今の小説家は先生ではない。画家や漫画家、医者は先生と見なしても良いが、小説は誰にでも書ける。

まぁ、『HUNTERXHUNTER』における念能力のようなものである。
昔は、一握りがオーラを使い、その魔術その奇術で人々は楽しませ、驚かせてきたが、今はクラピカがブラックホエール号船内で念能力を広めてしまったため、多くの素人集団が念能力を使用できるようになり、カオスに近づいている。

小説は鍛錬と訓練で誰でも書けるのだ。でも、所詮は人間。天才とはメルエムみたいなものである。

魔術というものは、誰もが使える時に魔術ではなくなり、その幻想性は失われてしまう。

例えば、中上健次は1994年に死んだが、彼はまだ幻想性を持っている作家のように思えるが、それは生い立ちだけではなく時代も関係している。
2000年代に入ると、巷の作家は、あくまでも文章能力に秀でた人、というくらいで、もちろん素晴らしい作品を書く作家は数多いるし、過去の作品よりも出来の良い作品を書く人も多くいるだろう。
然し、幻想的、魔術的かと言われると、そうではないように思われる。
昭和の作家にはまだ幻想性があった。まだ文豪と呼べる匂いを持っていた。

多くの文学賞が存在し、それは作家たちの希少性、偉大さを後押ししているが、以前ほどの力はなく、形骸化してしまった。インターネットの発達は、人々に知恵を授けて、権威の裏側も詳らかにする。

皆、魔術の種、絡繰りの種、手品の種を識ってしまったのである。
つまり、現代の人は目が肥えている。
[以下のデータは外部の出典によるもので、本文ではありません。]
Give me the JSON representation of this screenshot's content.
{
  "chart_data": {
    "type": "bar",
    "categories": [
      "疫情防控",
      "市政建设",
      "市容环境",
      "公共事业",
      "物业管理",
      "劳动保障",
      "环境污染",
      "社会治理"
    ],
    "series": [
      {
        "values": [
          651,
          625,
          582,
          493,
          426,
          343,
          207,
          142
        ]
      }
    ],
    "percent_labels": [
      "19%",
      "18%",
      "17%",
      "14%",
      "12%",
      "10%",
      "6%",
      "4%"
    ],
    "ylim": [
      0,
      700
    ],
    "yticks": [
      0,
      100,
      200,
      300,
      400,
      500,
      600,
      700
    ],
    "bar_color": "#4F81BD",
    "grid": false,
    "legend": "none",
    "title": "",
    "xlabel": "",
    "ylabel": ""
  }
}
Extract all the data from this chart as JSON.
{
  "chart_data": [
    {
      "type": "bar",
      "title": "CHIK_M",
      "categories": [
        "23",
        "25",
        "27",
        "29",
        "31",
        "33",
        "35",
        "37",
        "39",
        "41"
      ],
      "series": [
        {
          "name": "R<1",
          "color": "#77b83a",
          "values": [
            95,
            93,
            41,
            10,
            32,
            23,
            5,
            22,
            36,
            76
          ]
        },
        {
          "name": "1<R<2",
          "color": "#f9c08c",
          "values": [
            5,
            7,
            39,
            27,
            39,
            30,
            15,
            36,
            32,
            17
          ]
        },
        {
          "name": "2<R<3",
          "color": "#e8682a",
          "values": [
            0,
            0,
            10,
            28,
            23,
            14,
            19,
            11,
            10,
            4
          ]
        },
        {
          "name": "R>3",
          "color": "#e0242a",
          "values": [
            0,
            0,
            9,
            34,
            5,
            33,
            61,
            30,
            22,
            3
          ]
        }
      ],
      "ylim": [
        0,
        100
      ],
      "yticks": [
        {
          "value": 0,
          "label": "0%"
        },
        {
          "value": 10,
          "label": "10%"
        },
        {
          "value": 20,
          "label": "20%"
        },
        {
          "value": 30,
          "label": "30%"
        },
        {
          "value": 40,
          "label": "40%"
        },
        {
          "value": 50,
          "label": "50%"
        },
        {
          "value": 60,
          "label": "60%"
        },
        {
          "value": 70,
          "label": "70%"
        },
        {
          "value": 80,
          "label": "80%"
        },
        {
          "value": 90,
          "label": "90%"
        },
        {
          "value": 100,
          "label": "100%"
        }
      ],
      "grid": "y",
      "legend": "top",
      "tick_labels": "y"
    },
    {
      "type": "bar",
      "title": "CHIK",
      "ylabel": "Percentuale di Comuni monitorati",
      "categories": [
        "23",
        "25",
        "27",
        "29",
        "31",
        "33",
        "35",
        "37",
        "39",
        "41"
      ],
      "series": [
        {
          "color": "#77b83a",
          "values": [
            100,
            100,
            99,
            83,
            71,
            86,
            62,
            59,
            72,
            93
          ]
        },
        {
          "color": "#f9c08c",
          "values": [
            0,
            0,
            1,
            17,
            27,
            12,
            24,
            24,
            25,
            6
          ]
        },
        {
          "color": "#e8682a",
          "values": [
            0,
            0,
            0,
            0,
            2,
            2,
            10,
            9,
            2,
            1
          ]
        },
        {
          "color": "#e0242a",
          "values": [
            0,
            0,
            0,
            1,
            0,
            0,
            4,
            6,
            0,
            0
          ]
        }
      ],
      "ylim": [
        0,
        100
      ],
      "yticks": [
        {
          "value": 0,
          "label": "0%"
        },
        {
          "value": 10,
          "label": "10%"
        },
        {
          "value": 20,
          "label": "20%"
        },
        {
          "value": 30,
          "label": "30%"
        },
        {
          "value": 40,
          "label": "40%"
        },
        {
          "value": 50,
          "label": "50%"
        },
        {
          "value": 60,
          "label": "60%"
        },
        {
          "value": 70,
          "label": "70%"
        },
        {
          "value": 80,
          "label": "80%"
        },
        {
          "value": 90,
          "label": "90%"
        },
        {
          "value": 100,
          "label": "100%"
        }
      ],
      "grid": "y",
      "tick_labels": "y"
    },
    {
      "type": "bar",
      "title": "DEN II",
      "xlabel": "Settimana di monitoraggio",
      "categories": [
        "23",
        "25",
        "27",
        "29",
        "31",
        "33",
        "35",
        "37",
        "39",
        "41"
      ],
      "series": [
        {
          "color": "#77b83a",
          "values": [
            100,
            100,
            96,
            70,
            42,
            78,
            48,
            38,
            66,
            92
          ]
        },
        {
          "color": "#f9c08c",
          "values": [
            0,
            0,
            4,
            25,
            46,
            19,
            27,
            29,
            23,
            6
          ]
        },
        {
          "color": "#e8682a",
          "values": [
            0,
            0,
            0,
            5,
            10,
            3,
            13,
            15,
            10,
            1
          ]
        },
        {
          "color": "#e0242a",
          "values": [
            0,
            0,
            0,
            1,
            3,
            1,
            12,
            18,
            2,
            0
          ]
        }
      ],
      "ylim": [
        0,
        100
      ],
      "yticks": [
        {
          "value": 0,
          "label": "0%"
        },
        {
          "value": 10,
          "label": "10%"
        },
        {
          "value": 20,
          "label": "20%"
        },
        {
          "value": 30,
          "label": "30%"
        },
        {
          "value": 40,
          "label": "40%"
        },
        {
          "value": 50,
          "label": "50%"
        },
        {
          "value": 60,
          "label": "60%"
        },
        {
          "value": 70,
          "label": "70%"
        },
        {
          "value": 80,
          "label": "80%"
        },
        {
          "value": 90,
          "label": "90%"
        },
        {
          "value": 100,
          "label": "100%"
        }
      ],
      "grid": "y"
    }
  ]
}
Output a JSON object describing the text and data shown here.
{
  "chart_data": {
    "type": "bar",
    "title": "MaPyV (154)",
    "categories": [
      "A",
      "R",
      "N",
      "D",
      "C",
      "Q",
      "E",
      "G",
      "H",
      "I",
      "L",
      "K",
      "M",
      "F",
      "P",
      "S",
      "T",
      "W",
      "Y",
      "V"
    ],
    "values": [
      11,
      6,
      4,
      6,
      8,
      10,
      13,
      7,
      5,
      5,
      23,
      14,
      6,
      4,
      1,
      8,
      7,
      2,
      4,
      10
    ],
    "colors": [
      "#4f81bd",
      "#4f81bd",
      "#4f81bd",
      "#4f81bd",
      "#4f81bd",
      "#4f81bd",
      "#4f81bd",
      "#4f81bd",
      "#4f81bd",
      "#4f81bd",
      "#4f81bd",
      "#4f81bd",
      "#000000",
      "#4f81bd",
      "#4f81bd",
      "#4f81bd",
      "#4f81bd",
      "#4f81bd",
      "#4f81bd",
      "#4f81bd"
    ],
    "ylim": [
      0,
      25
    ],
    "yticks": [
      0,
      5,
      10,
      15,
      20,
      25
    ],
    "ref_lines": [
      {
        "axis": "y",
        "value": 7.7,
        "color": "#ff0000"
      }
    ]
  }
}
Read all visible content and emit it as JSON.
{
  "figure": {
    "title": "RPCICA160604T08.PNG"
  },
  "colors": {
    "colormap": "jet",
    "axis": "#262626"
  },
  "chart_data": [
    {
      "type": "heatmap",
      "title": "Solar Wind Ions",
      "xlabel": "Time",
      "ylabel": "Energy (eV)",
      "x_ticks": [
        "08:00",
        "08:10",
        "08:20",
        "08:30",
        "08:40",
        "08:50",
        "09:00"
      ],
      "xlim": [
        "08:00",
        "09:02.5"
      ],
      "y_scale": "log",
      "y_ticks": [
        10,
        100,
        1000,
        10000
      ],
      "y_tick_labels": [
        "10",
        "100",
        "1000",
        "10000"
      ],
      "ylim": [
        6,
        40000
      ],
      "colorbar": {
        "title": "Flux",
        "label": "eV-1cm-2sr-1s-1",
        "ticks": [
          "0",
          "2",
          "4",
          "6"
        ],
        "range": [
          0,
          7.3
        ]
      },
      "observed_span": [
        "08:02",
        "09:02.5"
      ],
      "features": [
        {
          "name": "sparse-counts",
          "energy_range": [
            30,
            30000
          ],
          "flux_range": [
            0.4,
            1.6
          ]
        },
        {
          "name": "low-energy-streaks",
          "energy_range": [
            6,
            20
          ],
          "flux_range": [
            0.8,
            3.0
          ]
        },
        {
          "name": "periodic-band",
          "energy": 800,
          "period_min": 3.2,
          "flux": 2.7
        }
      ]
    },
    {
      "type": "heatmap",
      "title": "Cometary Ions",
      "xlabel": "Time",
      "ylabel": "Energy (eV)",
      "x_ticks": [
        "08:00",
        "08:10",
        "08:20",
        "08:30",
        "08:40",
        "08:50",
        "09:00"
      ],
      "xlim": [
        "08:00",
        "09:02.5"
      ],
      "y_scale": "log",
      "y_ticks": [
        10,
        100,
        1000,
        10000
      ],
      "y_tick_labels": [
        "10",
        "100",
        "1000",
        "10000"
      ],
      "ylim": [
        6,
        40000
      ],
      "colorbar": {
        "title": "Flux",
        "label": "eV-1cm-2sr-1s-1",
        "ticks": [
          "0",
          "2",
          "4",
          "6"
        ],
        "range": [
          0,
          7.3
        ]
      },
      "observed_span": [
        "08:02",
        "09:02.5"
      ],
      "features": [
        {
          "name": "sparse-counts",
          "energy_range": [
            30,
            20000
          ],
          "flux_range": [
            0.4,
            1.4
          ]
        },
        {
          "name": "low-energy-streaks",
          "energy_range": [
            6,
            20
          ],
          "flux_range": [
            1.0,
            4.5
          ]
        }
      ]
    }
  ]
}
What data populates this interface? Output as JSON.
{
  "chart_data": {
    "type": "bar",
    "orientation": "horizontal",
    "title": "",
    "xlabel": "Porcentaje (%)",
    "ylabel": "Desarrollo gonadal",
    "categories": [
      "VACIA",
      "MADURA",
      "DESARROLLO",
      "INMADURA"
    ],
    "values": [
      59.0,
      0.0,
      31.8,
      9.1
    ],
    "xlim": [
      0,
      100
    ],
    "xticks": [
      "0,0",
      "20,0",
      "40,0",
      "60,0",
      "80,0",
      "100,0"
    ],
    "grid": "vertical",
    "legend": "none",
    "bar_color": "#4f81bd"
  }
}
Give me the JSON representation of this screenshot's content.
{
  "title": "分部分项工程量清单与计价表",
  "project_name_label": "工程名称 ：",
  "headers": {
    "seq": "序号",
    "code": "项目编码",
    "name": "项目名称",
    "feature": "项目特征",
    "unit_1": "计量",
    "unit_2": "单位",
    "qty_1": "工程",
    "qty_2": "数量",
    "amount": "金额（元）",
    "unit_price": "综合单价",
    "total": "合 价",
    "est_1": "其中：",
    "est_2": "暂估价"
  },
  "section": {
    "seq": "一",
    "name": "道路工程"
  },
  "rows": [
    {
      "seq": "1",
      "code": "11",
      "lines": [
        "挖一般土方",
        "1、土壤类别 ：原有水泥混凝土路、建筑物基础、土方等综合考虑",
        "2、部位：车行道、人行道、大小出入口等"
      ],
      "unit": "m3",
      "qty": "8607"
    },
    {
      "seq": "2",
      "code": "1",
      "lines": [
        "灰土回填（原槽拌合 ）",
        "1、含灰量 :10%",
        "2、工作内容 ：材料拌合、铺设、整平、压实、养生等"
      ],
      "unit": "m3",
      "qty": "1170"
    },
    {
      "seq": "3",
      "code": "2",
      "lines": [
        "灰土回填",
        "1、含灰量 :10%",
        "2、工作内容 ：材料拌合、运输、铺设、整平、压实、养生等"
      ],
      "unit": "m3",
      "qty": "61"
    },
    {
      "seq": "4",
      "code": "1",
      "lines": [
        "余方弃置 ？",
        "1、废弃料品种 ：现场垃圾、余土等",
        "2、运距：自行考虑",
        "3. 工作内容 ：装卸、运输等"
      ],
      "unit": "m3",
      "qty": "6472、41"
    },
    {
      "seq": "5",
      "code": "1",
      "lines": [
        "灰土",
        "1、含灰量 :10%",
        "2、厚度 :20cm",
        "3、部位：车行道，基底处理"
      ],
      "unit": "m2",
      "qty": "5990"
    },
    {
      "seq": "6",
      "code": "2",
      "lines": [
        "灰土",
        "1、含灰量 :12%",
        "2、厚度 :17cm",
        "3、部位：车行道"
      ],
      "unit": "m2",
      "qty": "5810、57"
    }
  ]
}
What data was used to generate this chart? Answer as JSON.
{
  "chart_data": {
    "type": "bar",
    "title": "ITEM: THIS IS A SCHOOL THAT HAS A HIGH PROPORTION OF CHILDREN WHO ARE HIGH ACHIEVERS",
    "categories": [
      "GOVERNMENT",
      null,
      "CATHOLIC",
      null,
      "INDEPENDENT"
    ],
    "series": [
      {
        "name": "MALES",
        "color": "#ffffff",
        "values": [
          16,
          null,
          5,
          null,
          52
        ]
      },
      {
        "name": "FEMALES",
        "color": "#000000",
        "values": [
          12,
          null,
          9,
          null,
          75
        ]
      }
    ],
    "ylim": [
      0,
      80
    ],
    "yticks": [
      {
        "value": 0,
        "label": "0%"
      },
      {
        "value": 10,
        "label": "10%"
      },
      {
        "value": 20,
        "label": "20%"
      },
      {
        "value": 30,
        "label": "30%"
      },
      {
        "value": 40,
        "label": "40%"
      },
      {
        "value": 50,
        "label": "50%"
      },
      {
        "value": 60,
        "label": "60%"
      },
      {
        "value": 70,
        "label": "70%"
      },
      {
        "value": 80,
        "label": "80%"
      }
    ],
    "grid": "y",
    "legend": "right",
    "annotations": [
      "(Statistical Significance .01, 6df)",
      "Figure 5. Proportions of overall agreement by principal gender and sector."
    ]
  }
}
様々なものに触れてきて、東洋西洋の魔術に触れてきたのだから、当然である。
一昔前のおらが村一番の文章書きは、今ではただの路傍の石である。
然し、逆に誰しもが念能力者の如く戦闘に参加できる。偶に幻影旅団的な強者の作家がいて、そういう人がプロである。

連載再開分ではいい人たち?だと判明した倶楽部活動的グループ。まぁ、文藝サークルである。

然し、今、新しい魔術師、モダンなる魔術師は、必ずどこかに潜んでいる。
現代の魔術師には、文章を磨くだけではない、思想を磨く必要がある。
1億全てが文章を書ける時代、その中で、魔術師になるためには魔法が必要だ。その魔法とは知性であり、思想である。
文章は水であり、活かすも殺すも姿形も自由自在だ。それをどう使うのか、ただ使うだけではない、或いは宇宙へまで連れて行く……そのような使い方が必要だ。

物語など、風化していく営みに過ぎない。その営みをこそ輝かせる魔法が、新時代の魔術師にもまた求められているのだ。